Many years ago I discussed this with a full motion sim computing guy (back in the days when GEC were building computers and real programmers used assembler and Fortran… nowadays real programmers use assembler and C of course 
) and all the full motion sims wee running a set of partial differential equations which were built for every aircraft to be simulated. With lots of special cases e.g. when the flaps, wheels, spoilers etc are extended, and then rather more so when everything falls apart when the wheels touch the ground Eventually, by say 1965 (when decent computers existed) this process was well developed, and e.g. when the Concorde first flew, the test pilot reported that it flew just like the sim.

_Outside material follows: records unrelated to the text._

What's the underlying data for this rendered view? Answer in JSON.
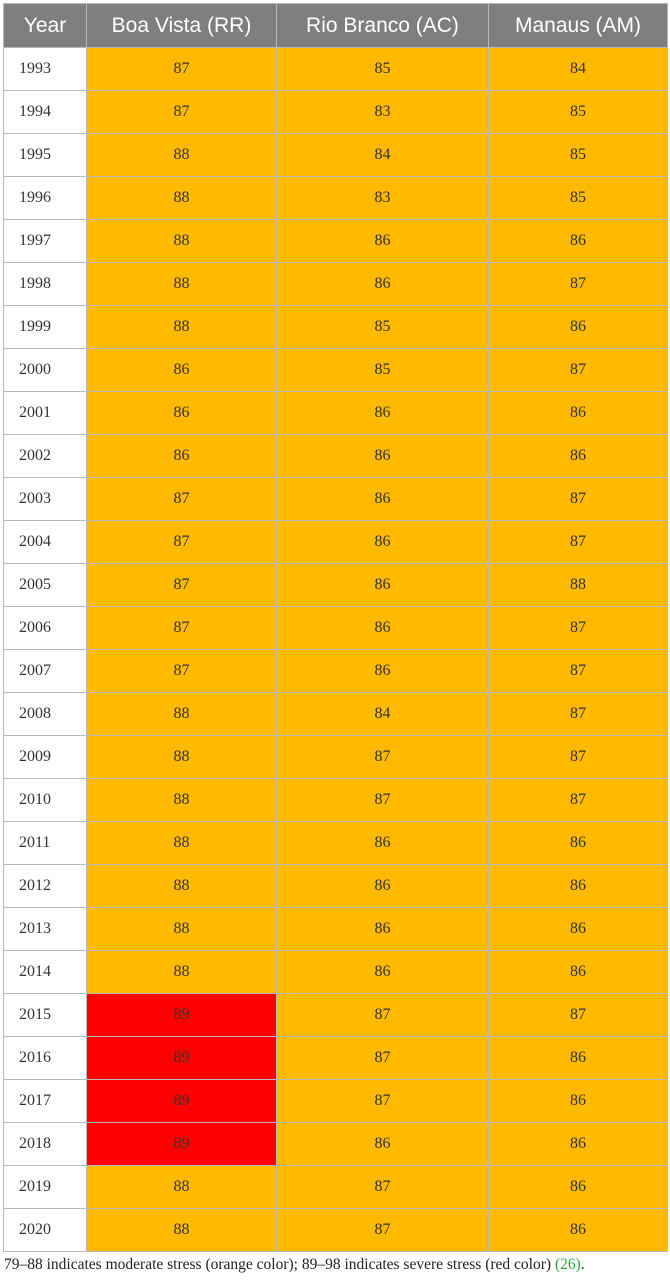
{
  "table": {
    "headers": [
      "Year",
      "Boa Vista (RR)",
      "Rio Branco (AC)",
      "Manaus (AM)"
    ],
    "rows": [
      {
        "year": "1993",
        "values": [
          "87",
          "85",
          "84"
        ]
      },
      {
        "year": "1994",
        "values": [
          "87",
          "83",
          "85"
        ]
      },
      {
        "year": "1995",
        "values": [
          "88",
          "84",
          "85"
        ]
      },
      {
        "year": "1996",
        "values": [
          "88",
          "83",
          "85"
        ]
      },
      {
        "year": "1997",
        "values": [
          "88",
          "86",
          "86"
        ]
      },
      {
        "year": "1998",
        "values": [
          "88",
          "86",
          "87"
        ]
      },
      {
        "year": "1999",
        "values": [
          "88",
          "85",
          "86"
        ]
      },
      {
        "year": "2000",
        "values": [
          "86",
          "85",
          "87"
        ]
      },
      {
        "year": "2001",
        "values": [
          "86",
          "86",
          "86"
        ]
      },
      {
        "year": "2002",
        "values": [
          "86",
          "86",
          "86"
        ]
      },
      {
        "year": "2003",
        "values": [
          "87",
          "86",
          "87"
        ]
      },
      {
        "year": "2004",
        "values": [
          "87",
          "86",
          "87"
        ]
      },
      {
        "year": "2005",
        "values": [
          "87",
          "86",
          "88"
        ]
      },
      {
        "year": "2006",
        "values": [
          "87",
          "86",
          "87"
        ]
      },
      {
        "year": "2007",
        "values": [
          "87",
          "86",
          "87"
        ]
      },
      {
        "year": "2008",
        "values": [
          "88",
          "84",
          "87"
        ]
      },
      {
        "year": "2009",
        "values": [
          "88",
          "87",
          "87"
        ]
      },
      {
        "year": "2010",
        "values": [
          "88",
          "87",
          "87"
        ]
      },
      {
        "year": "2011",
        "values": [
          "88",
          "86",
          "86"
        ]
      },
      {
        "year": "2012",
        "values": [
          "88",
          "86",
          "86"
        ]
      },
      {
        "year": "2013",
        "values": [
          "88",
          "86",
          "86"
        ]
      },
      {
        "year": "2014",
        "values": [
          "88",
          "86",
          "86"
        ]
      },
      {
        "year": "2015",
        "values": [
          "89",
          "87",
          "87"
        ]
      },
      {
        "year": "2016",
        "values": [
          "89",
          "87",
          "86"
        ]
      },
      {
        "year": "2017",
        "values": [
          "89",
          "87",
          "86"
        ]
      },
      {
        "year": "2018",
        "values": [
          "89",
          "86",
          "86"
        ]
      },
      {
        "year": "2019",
        "values": [
          "88",
          "87",
          "86"
        ]
      },
      {
        "year": "2020",
        "values": [
          "88",
          "87",
          "86"
        ]
      }
    ]
  },
  "colors": {
    "moderate": "#ffba00",
    "severe": "#ff0000",
    "header_bg": "#7f7f7f"
  },
  "footnote": {
    "text": "79–88 indicates moderate stress (orange color); 89–98 indicates severe stress (red color) ",
    "ref": "(26)",
    "end": "."
  }
}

Same with Apollo, of course, which had way more resources thrown at the simulation side.
Ideally, GA autopilots should have their control loop parameters developed using such models but, hey, this is GA, which is why so many “certified” autopilot installations are unstable under some loading / speed conditions. Especially STEC whose STCs were mostly obtained on the back of others which in turn were never fully flight tested, back in the goode olde days when you could do that. King did it a lot better… How well Garmin and the (much less funded) Avidyne have done it with their current autopilot products, I don’t know, but they have so few STCs that they may have done it right (actually flight tested it properly).